Nonostante i suoi miliziani vengano pesantemente sconfitti sul campo di battaglia dall’offensiva terrestre israeliana, Hamas potrebbe aver colto ieri un successo da spendere sul fronte politico-mediatico non meno importante di quello strettamente bellico.

La morte di trenta civili uccisi dalle cannonate israeliane nella scuola del campo profughi di Jabailya (gestita dalle Nazioni Unite ma trasformata in un rifugio) rappresenta per tutti i media la notizia più importante dal fronte di Gaza. Sull’avvenimento deve ancora essere fatta piena luce ma era prevedibile che lo sviluppo terrestre del conflitto, specie in ambiente urbano, si prestasse ancor più dei raids aerei al coinvolgimento accidentale dei civili. Fonti militari israeliane avrebbero fatto sapere che dal cortile della scuola i miliziani di Hamas colpivano col fuoco di mortai le truppe israeliane che hanno risposto. Le stesse fonti hanno confermato che sempre più spesso i miliziani di Hamas attaccano forze israeliane dall’interno di scuole, ospedali, moschee e da zone residenziali con l’evidente obiettivo di scatenare reazioni che provochino vittime civili.

Una tattica certo non nuova utilizzata recentemente dai miliziani di al-Qaeda in Iraq, dai talebani in Afghanistan e nell’estate 2006 da Hezbollah, in Libano, proprio contro Israele.

Da quando le tre direttrici dell’offensiva terrestre israeliana hanno dimostrato che Gerusalemme intende annientare le forze jihadiste a Gaza, ai miliziani di Hamas sono rimaste solo due opzioni: arrendersi oppure trasformare la battaglia in una carneficina che ingigantisca le critiche della comunità internazionale nei confronti di Gerusalemme. Le perdite insignificanti subite finora da Tsahal (appena sei i soldati morti, quattro dei quali uccisi per errore dagli stessi israeliani) sembrano indicare l’incapacità di Hamas di contrastare la superiorità tattica e tecnologica dell’avversario. Un gap che favorisce il coinvolgimento nella battaglia della popolazione, il cui sacrificio catalizza le pressioni dell’opinione pubblica internazionale su Israele affinché vengano sospese le ostilità.

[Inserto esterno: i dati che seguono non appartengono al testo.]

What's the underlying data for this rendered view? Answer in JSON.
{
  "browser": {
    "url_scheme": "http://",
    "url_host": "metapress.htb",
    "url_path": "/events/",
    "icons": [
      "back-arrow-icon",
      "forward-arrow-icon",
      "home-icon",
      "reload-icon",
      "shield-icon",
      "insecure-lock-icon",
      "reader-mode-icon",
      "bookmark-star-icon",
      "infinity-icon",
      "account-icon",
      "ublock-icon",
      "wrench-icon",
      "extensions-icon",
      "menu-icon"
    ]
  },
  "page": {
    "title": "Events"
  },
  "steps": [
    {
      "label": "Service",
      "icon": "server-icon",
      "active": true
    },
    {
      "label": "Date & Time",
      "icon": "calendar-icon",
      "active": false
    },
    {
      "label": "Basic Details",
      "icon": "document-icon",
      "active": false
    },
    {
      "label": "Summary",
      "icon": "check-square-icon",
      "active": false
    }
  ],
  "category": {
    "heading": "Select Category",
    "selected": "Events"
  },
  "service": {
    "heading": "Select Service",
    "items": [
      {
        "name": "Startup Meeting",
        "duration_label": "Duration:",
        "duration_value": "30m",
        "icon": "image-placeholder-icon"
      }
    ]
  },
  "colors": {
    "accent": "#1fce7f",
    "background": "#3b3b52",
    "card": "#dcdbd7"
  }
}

Finora il governo israeliano ha saputo mantenere un atteggiamento fermo nei confronti delle pretese europee di stabilire improbabili tregue ma la morte di molti civili potrebbe creare fratture nell’ampio consenso popolare raccolto dall’operazione “Piombo Fuso”, già in parte emerse su alcuni quotidiani israeliani quali Haaretz e Maariv. Quest’ultimo ha citato uno studio secondo il quale Hamas sarà comunque in grado di colpire il territorio israeliano con i razzi Grad e Qassam ancora per molte settimane.

La campagna israeliana sembra destinata ad assumere crescenti sfumature politiche con l’avvicinarsi delle elezioni del 10 febbraio anche se entro quella data Tsahal, se continuerà ad avere mano libera, potrebbe aver già cancellato a Gaza le milizie jihadiste. Hamas ha avuto circa 600 caduti e quasi 3.000 feriti, quindi sulla carta dispone di almeno altri 12.000 combattenti ancora operativi. Molti di questi sono miliziani fanatici ma inesperti e male armati ma è comunque probabile che il grosso delle forze di Hamas, incluse le brigate Ezzedin al-Kassam e gli uomini della Jihad Islamica Palestinese, siano concentrate a Gaza City e nelle altre roccaforti urbane pronte a combattere casa per casa utilizzando anche kamikaze e trappole esplosive. Dal confronto tra il tentativo di Hamas di trasformare Gaza in un’altra Stalingrado e i piani israeliani per la demolizione progressiva dello strumento militare del gruppo islamico emergerà il vincitore di questa battaglia che potrebbe risultare decisiva nella lunga guerra a distanza tra Israele e l’Iran.